John Paulson, the hedge-fund manager trying to recover from more than two years of losses in some of his funds, told investors he likes convertible bonds, according to a person familiar with the matter.
Paulson, speaking on a conference call with clients today, also said mortgage-backed securities have been performing well within the New York-based firm’s Credit Opportunities Fund, according to a person who listened and asked not to be identified because the information isn’t public. The strategy is Paulson’s biggest, with $5.9 billion in assets, according to a letter to investors that was obtained by Bloomberg News….
Convertible bonds rose 7.9 percent in the first quarter and 9.9 percent last year, compared with returns for investment- grade corporate bonds of 1.5 percent this year and 10 percent in 2012, according to Bank of America Merrill Lynch data. The Standard & Poor’s 500 Index increased 11 percent, with reinvested dividends, in the first three months of 2013 and 16 percent last year.
Paulson’s Advantage fund, which employs a similar strategy as Advantage Plus and seeks to profit from corporate events such as takeovers and bankruptcies, climbed 3.4 percent in the first quarter. Had the fund not been invested in gold equities, it would have been up about 8 percent to 9 percent, Paulson is said to have told investors on the conference call. The fund would have gained 15 percent this year through yesterday without its investment in bullion miners, Paulson said, according to the person.
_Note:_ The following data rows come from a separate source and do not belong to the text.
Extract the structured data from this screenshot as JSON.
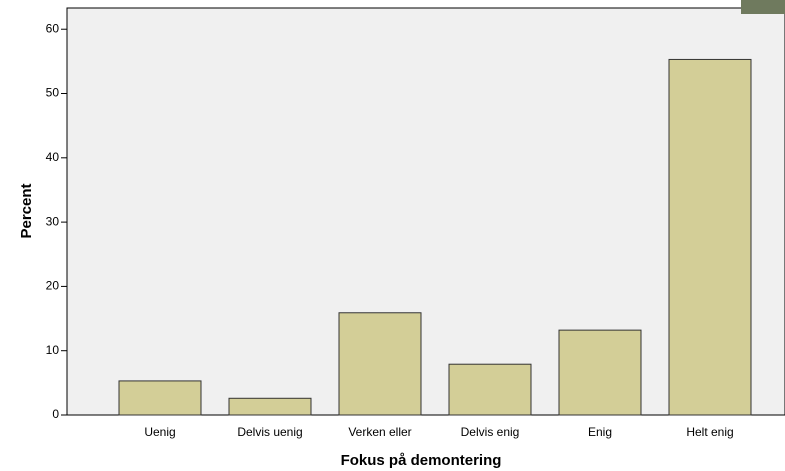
{
  "chart_data": {
    "type": "bar",
    "x_label": "Fokus på demontering",
    "y_label": "Percent",
    "categories": [
      "Uenig",
      "Delvis uenig",
      "Verken eller",
      "Delvis enig",
      "Enig",
      "Helt enig"
    ],
    "values": [
      5.3,
      2.6,
      15.9,
      7.9,
      13.2,
      55.3
    ],
    "color": "#d3ce97",
    "ylim": [
      0,
      63.3
    ],
    "yticks": [
      0,
      10,
      20,
      30,
      40,
      50,
      60
    ]
  }
}
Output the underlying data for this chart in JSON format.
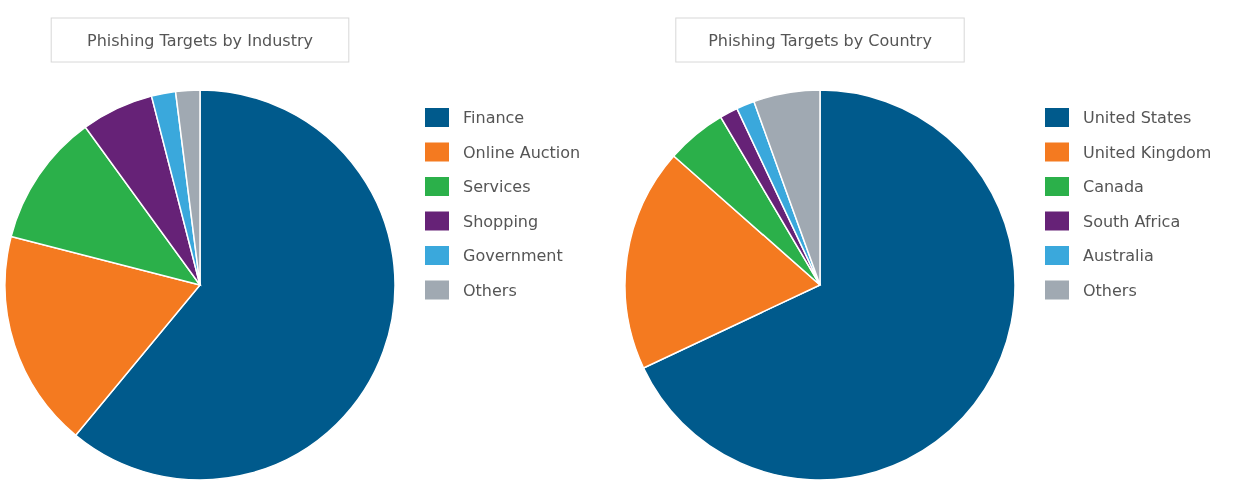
{
  "chart_data": [
    {
      "type": "pie",
      "title": "Phishing Targets by Industry",
      "categories": [
        "Finance",
        "Online Auction",
        "Services",
        "Shopping",
        "Government",
        "Others"
      ],
      "values": [
        61,
        18,
        11,
        6,
        2,
        2
      ],
      "colors": [
        "#005a8c",
        "#f47a20",
        "#2bb04a",
        "#662277",
        "#3aa8dc",
        "#a0a9b2"
      ],
      "legend": "right"
    },
    {
      "type": "pie",
      "title": "Phishing Targets by Country",
      "categories": [
        "United States",
        "United Kingdom",
        "Canada",
        "South Africa",
        "Australia",
        "Others"
      ],
      "values": [
        68,
        18.5,
        5,
        1.5,
        1.5,
        5.5
      ],
      "colors": [
        "#005a8c",
        "#f47a20",
        "#2bb04a",
        "#662277",
        "#3aa8dc",
        "#a0a9b2"
      ],
      "legend": "right"
    }
  ]
}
Shares of gold producers comprised about 25 percent of the Advantage strategy as of last year.
Alas, Advantage is no longer doing even that well.
Hedge fund billionaire John Paulson's best-known fund is down 2.4 percent in April, largely due to the sharp selloff in gold, a source familiar with the numbers said on Thursday.
The Paulson & Co Advantage fund is making money for the year, but just barely, with a 1.3 percent gain, the source said.